JACKSON, Wyo. (AP) — The Wyoming Department of Transportation and Wyoming Highway Patrol have received $100,000 through a federal grant that will help launch a statewide program that would use drones to assist with investigations.
Wyoming Highway Patrol Lt. Erik Jorgensen secured grant funding and has been working with the transportation department and the University of Wyoming to put the drones in action, The Jackson Hole News & Guide reported Wednesday.
“I am pretty excited about it,” Jorgensen said. “It’s another tool in the box to help us serve the public.”
Lt. Matt Brackin, the Highway Patrol’s first certified pilot, said there are endless options where drones can be used, including crash reconstruction, avalanche safety and bridge or other infrastructure inspections.
Brackin said drones can fly over crash scenes to take photos, allowing investigators to estimate speeds and directions. They could also be used to help in avalanche rescues to determine surface stability.
Sheri Taylor, a program manager under the department of transportation, said she formed a task force and hired a consultant to start the program and figure out operating procedures and best practices.
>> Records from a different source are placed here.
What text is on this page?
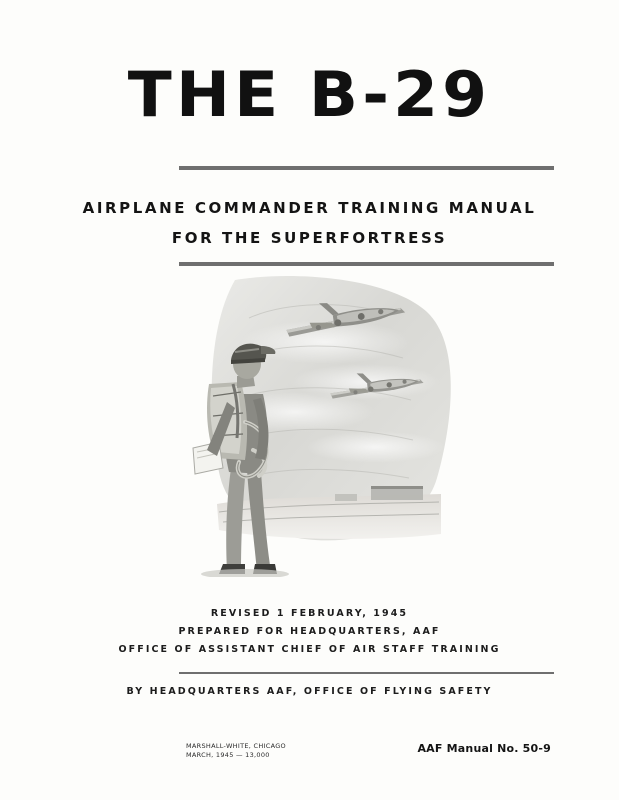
THE B-29
AIRPLANE COMMANDER TRAINING MANUAL
FOR THE SUPERFORTRESS
REVISED 1 FEBRUARY, 1945
PREPARED FOR HEADQUARTERS, AAF
OFFICE OF ASSISTANT CHIEF OF AIR STAFF TRAINING
BY HEADQUARTERS AAF, OFFICE OF FLYING SAFETY
MARSHALL-WHITE, CHICAGO
MARCH, 1945 — 13,000	AAF Manual No. 50-9
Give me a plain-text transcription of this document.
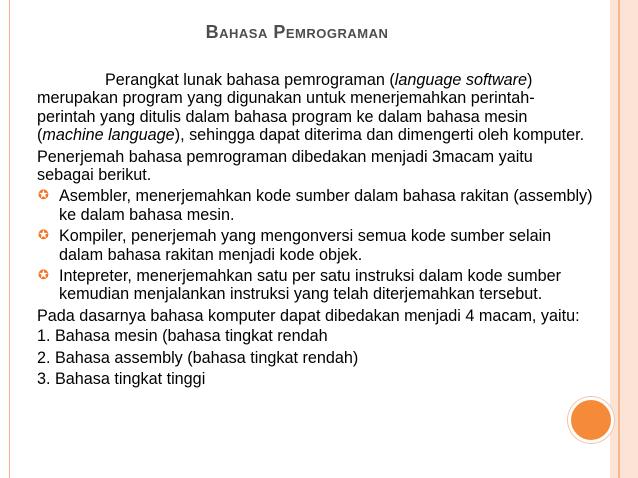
Bahasa Pemrograman

Perangkat lunak bahasa pemrograman (language software) merupakan program yang digunakan untuk menerjemahkan perintah-perintah yang ditulis dalam bahasa program ke dalam bahasa mesin (machine language), sehingga dapat diterima dan dimengerti oleh komputer.

Penerjemah bahasa pemrograman dibedakan menjadi 3macam yaitu sebagai berikut.

✪ Asembler, menerjemahkan kode sumber dalam bahasa rakitan (assembly) ke dalam bahasa mesin.
✪ Kompiler, penerjemah yang mengonversi semua kode sumber selain dalam bahasa rakitan menjadi kode objek.
✪ Intepreter, menerjemahkan satu per satu instruksi dalam kode sumber kemudian menjalankan instruksi yang telah diterjemahkan tersebut.

Pada dasarnya bahasa komputer dapat dibedakan menjadi 4 macam, yaitu:

1. Bahasa mesin (bahasa tingkat rendah

2. Bahasa assembly (bahasa tingkat rendah)

3. Bahasa tingkat tinggi
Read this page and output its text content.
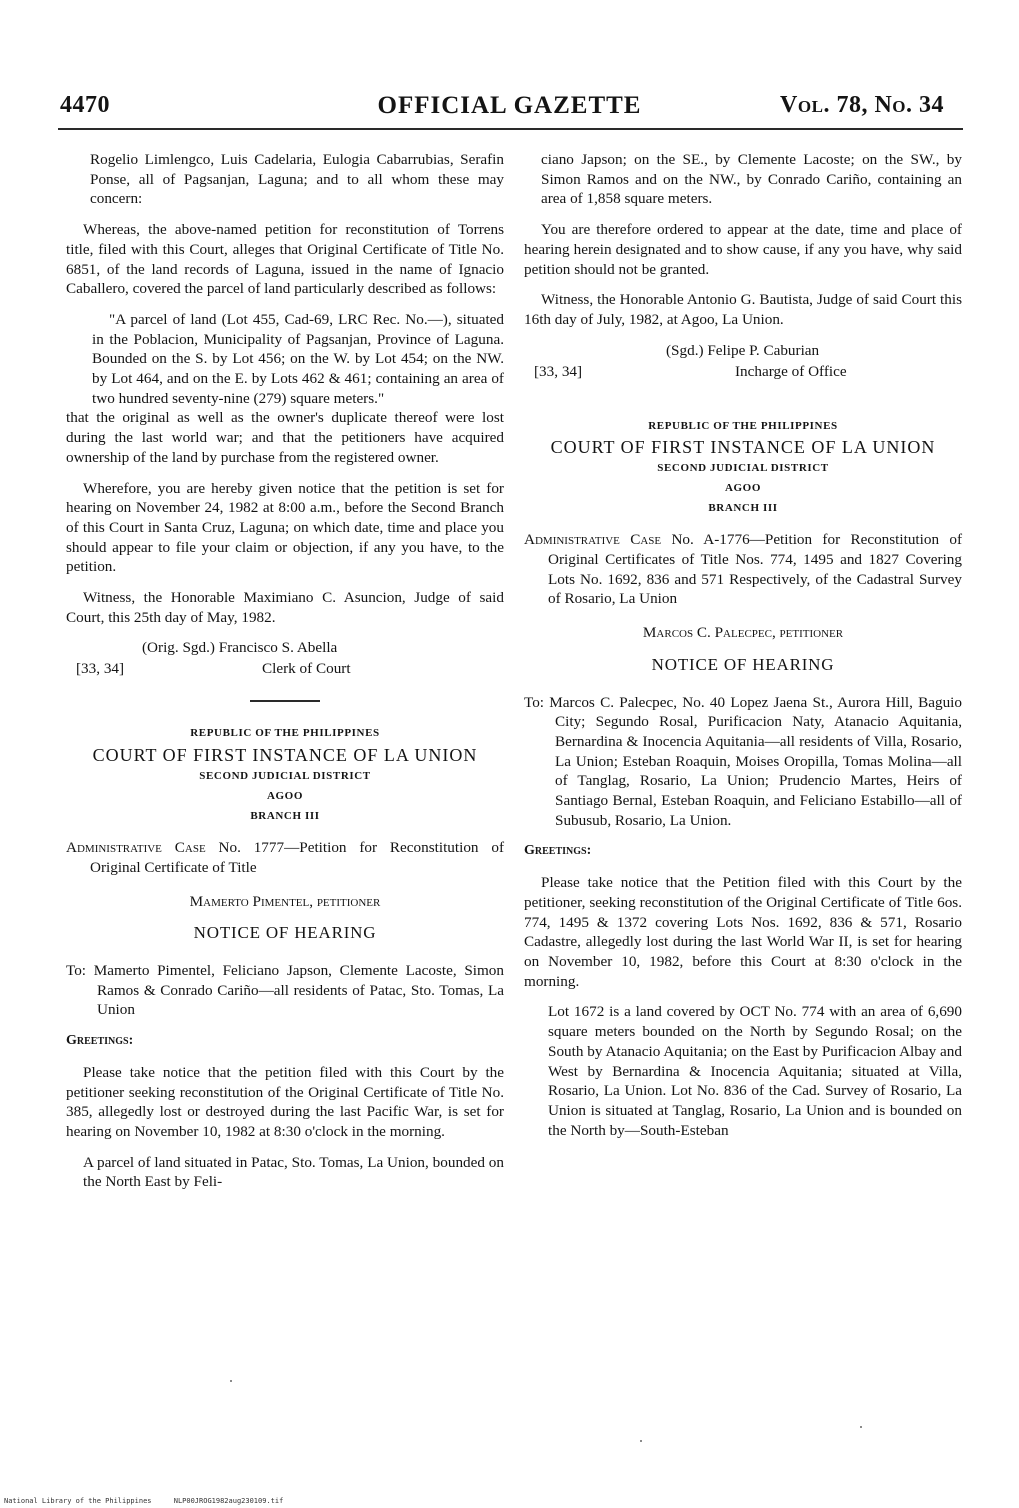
4470	OFFICIAL GAZETTE	Vol. 78, No. 34

Rogelio Limlengco, Luis Cadelaria, Eulogia Cabarrubias, Serafin Ponse, all of Pagsanjan, Laguna; and to all whom these may concern:

Whereas, the above-named petition for reconstitution of Torrens title, filed with this Court, alleges that Original Certificate of Title No. 6851, of the land records of Laguna, issued in the name of Ignacio Caballero, covered the parcel of land particularly described as follows:

"A parcel of land (Lot 455, Cad-69, LRC Rec. No.—), situated in the Poblacion, Municipality of Pagsanjan, Province of Laguna. Bounded on the S. by Lot 456; on the W. by Lot 454; on the NW. by Lot 464, and on the E. by Lots 462 & 461; containing an area of two hundred seventy-nine (279) square meters."

that the original as well as the owner's duplicate thereof were lost during the last world war; and that the petitioners have acquired ownership of the land by purchase from the registered owner.

Wherefore, you are hereby given notice that the petition is set for hearing on November 24, 1982 at 8:00 a.m., before the Second Branch of this Court in Santa Cruz, Laguna; on which date, time and place you should appear to file your claim or objection, if any you have, to the petition.

Witness, the Honorable Maximiano C. Asuncion, Judge of said Court, this 25th day of May, 1982.

(Orig. Sgd.) Francisco S. Abella
[33, 34]	Clerk of Court
REPUBLIC OF THE PHILIPPINES
COURT OF FIRST INSTANCE OF LA UNION
SECOND JUDICIAL DISTRICT
AGOO
BRANCH III

Administrative Case No. 1777—Petition for Reconstitution of Original Certificate of Title

Mamerto Pimentel, petitioner
NOTICE OF HEARING

To: Mamerto Pimentel, Feliciano Japson, Clemente Lacoste, Simon Ramos & Conrado Cariño—all residents of Patac, Sto. Tomas, La Union

Greetings:

Please take notice that the petition filed with this Court by the petitioner seeking reconstitution of the Original Certificate of Title No. 385, allegedly lost or destroyed during the last Pacific War, is set for hearing on November 10, 1982 at 8:30 o'clock in the morning.

A parcel of land situated in Patac, Sto. Tomas, La Union, bounded on the North East by Feli-

ciano Japson; on the SE., by Clemente Lacoste; on the SW., by Simon Ramos and on the NW., by Conrado Cariño, containing an area of 1,858 square meters.

You are therefore ordered to appear at the date, time and place of hearing herein designated and to show cause, if any you have, why said petition should not be granted.

Witness, the Honorable Antonio G. Bautista, Judge of said Court this 16th day of July, 1982, at Agoo, La Union.

(Sgd.) Felipe P. Caburian
[33, 34]	Incharge of Office
REPUBLIC OF THE PHILIPPINES
COURT OF FIRST INSTANCE OF LA UNION
SECOND JUDICIAL DISTRICT
AGOO
BRANCH III

Administrative Case No. A-1776—Petition for Reconstitution of Original Certificates of Title Nos. 774, 1495 and 1827 Covering Lots No. 1692, 836 and 571 Respectively, of the Cadastral Survey of Rosario, La Union

Marcos C. Palecpec, petitioner
NOTICE OF HEARING

To: Marcos C. Palecpec, No. 40 Lopez Jaena St., Aurora Hill, Baguio City; Segundo Rosal, Purificacion Naty, Atanacio Aquitania, Bernardina & Inocencia Aquitania—all residents of Villa, Rosario, La Union; Esteban Roaquin, Moises Oropilla, Tomas Molina—all of Tanglag, Rosario, La Union; Prudencio Martes, Heirs of Santiago Bernal, Esteban Roaquin, and Feliciano Estabillo—all of Subusub, Rosario, La Union.

Greetings:

Please take notice that the Petition filed with this Court by the petitioner, seeking reconstitution of the Original Certificate of Title 6os. 774, 1495 & 1372 covering Lots Nos. 1692, 836 & 571, Rosario Cadastre, allegedly lost during the last World War II, is set for hearing on November 10, 1982, before this Court at 8:30 o'clock in the morning.

Lot 1672 is a land covered by OCT No. 774 with an area of 6,690 square meters bounded on the North by Segundo Rosal; on the South by Atanacio Aquitania; on the East by Purificacion Albay and West by Bernardina & Inocencia Aquitania; situated at Villa, Rosario, La Union. Lot No. 836 of the Cad. Survey of Rosario, La Union is situated at Tanglag, Rosario, La Union and is bounded on the North by—South-Esteban

National Library of the Philippines	NLP00JROG1982aug230109.tif
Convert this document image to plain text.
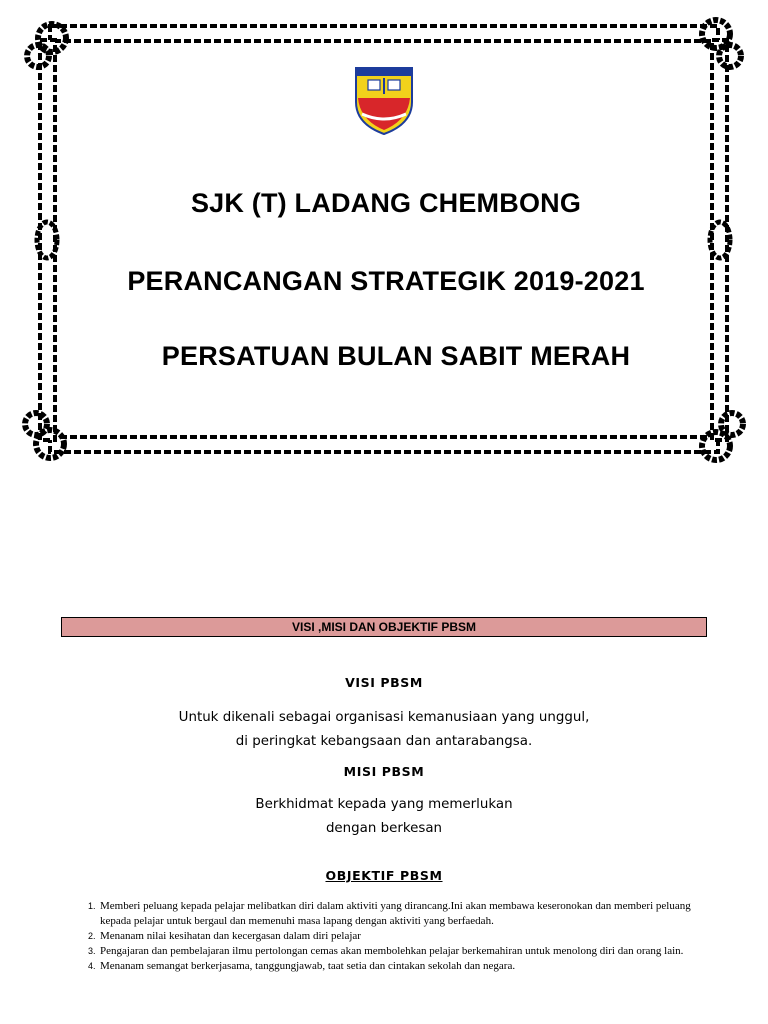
SJK (T) LADANG CHEMBONG
PERANCANGAN STRATEGIK 2019-2021
PERSATUAN BULAN SABIT MERAH
VISI ,MISI DAN OBJEKTIF PBSM
VISI PBSM
Untuk dikenali sebagai organisasi kemanusiaan yang unggul,
di peringkat kebangsaan dan antarabangsa.
MISI PBSM
Berkhidmat kepada yang memerlukan
dengan berkesan
OBJEKTIF PBSM
1. Memberi peluang kepada pelajar melibatkan diri dalam aktiviti yang dirancang.Ini akan membawa keseronokan dan memberi peluang kepada pelajar untuk bergaul dan memenuhi masa lapang dengan aktiviti yang berfaedah.
2. Menanam nilai kesihatan dan kecergasan dalam diri pelajar
3. Pengajaran dan pembelajaran ilmu pertolongan cemas akan membolehkan pelajar berkemahiran untuk menolong diri dan orang lain.
4. Menanam semangat berkerjasama, tanggungjawab, taat setia dan cintakan sekolah dan negara.
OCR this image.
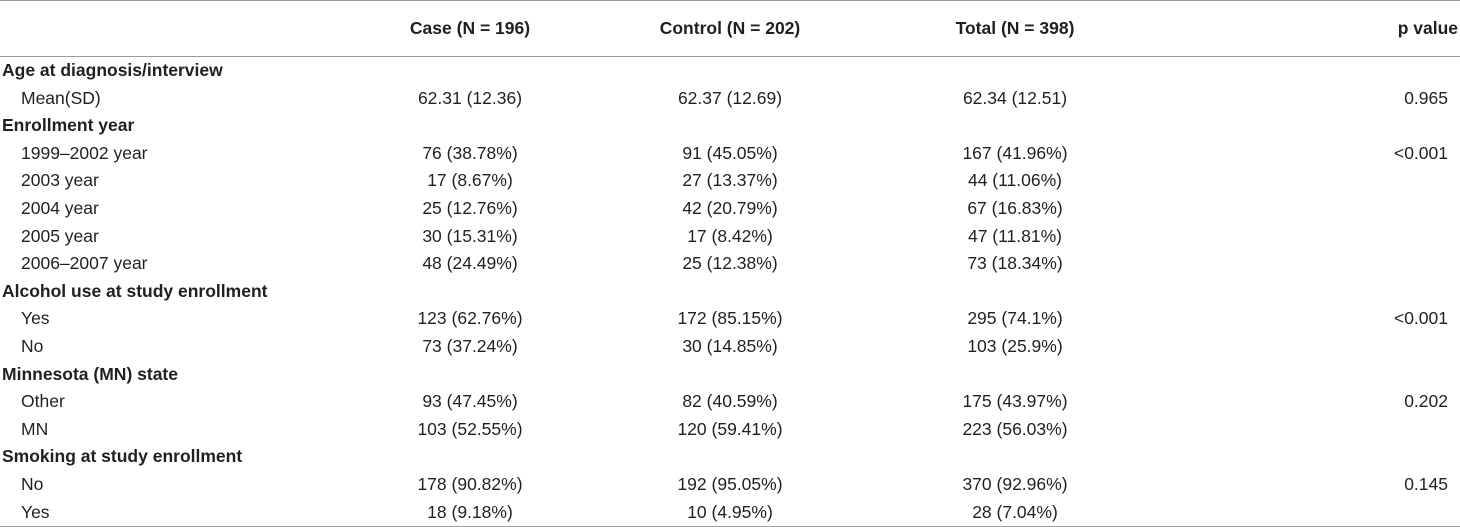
	Case (N = 196)	Control (N = 202)	Total (N = 398)	p value
Age at diagnosis/interview				
Mean(SD)	62.31 (12.36)	62.37 (12.69)	62.34 (12.51)	0.965
Enrollment year				
1999–2002 year	76 (38.78%)	91 (45.05%)	167 (41.96%)	<0.001
2003 year	17 (8.67%)	27 (13.37%)	44 (11.06%)	
2004 year	25 (12.76%)	42 (20.79%)	67 (16.83%)	
2005 year	30 (15.31%)	17 (8.42%)	47 (11.81%)	
2006–2007 year	48 (24.49%)	25 (12.38%)	73 (18.34%)	
Alcohol use at study enrollment				
Yes	123 (62.76%)	172 (85.15%)	295 (74.1%)	<0.001
No	73 (37.24%)	30 (14.85%)	103 (25.9%)	
Minnesota (MN) state				
Other	93 (47.45%)	82 (40.59%)	175 (43.97%)	0.202
MN	103 (52.55%)	120 (59.41%)	223 (56.03%)	
Smoking at study enrollment				
No	178 (90.82%)	192 (95.05%)	370 (92.96%)	0.145
Yes	18 (9.18%)	10 (4.95%)	28 (7.04%)	
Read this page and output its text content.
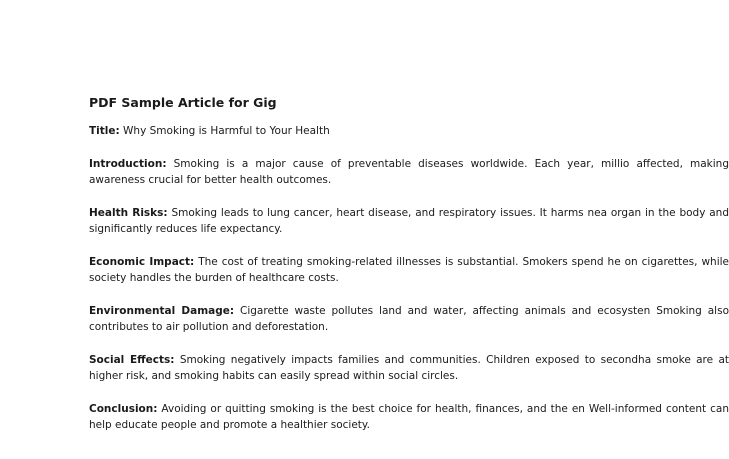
PDF Sample Article for Gig

Title: Why Smoking is Harmful to Your Health

Introduction: Smoking is a major cause of preventable diseases worldwide. Each year, millio affected, making awareness crucial for better health outcomes.

Health Risks: Smoking leads to lung cancer, heart disease, and respiratory issues. It harms nea organ in the body and significantly reduces life expectancy.

Economic Impact: The cost of treating smoking-related illnesses is substantial. Smokers spend he on cigarettes, while society handles the burden of healthcare costs.

Environmental Damage: Cigarette waste pollutes land and water, affecting animals and ecosysten Smoking also contributes to air pollution and deforestation.

Social Effects: Smoking negatively impacts families and communities. Children exposed to secondha smoke are at higher risk, and smoking habits can easily spread within social circles.

Conclusion: Avoiding or quitting smoking is the best choice for health, finances, and the en Well-informed content can help educate people and promote a healthier society.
The grant money helped buy nine drones, which are with Highway Patrol districts statewide that are finishing up their certifications. Each mission flown by the agencies must be approved.
“We go through all these processes,” Taylor said. “For pre-flight plans we’re looking at possible obstacles, weather conditions, wind conditions, people, and even buildings nearby. There is a whole list of different things as a pilot ... you want to be sure you’re practicing the ultimate safety.”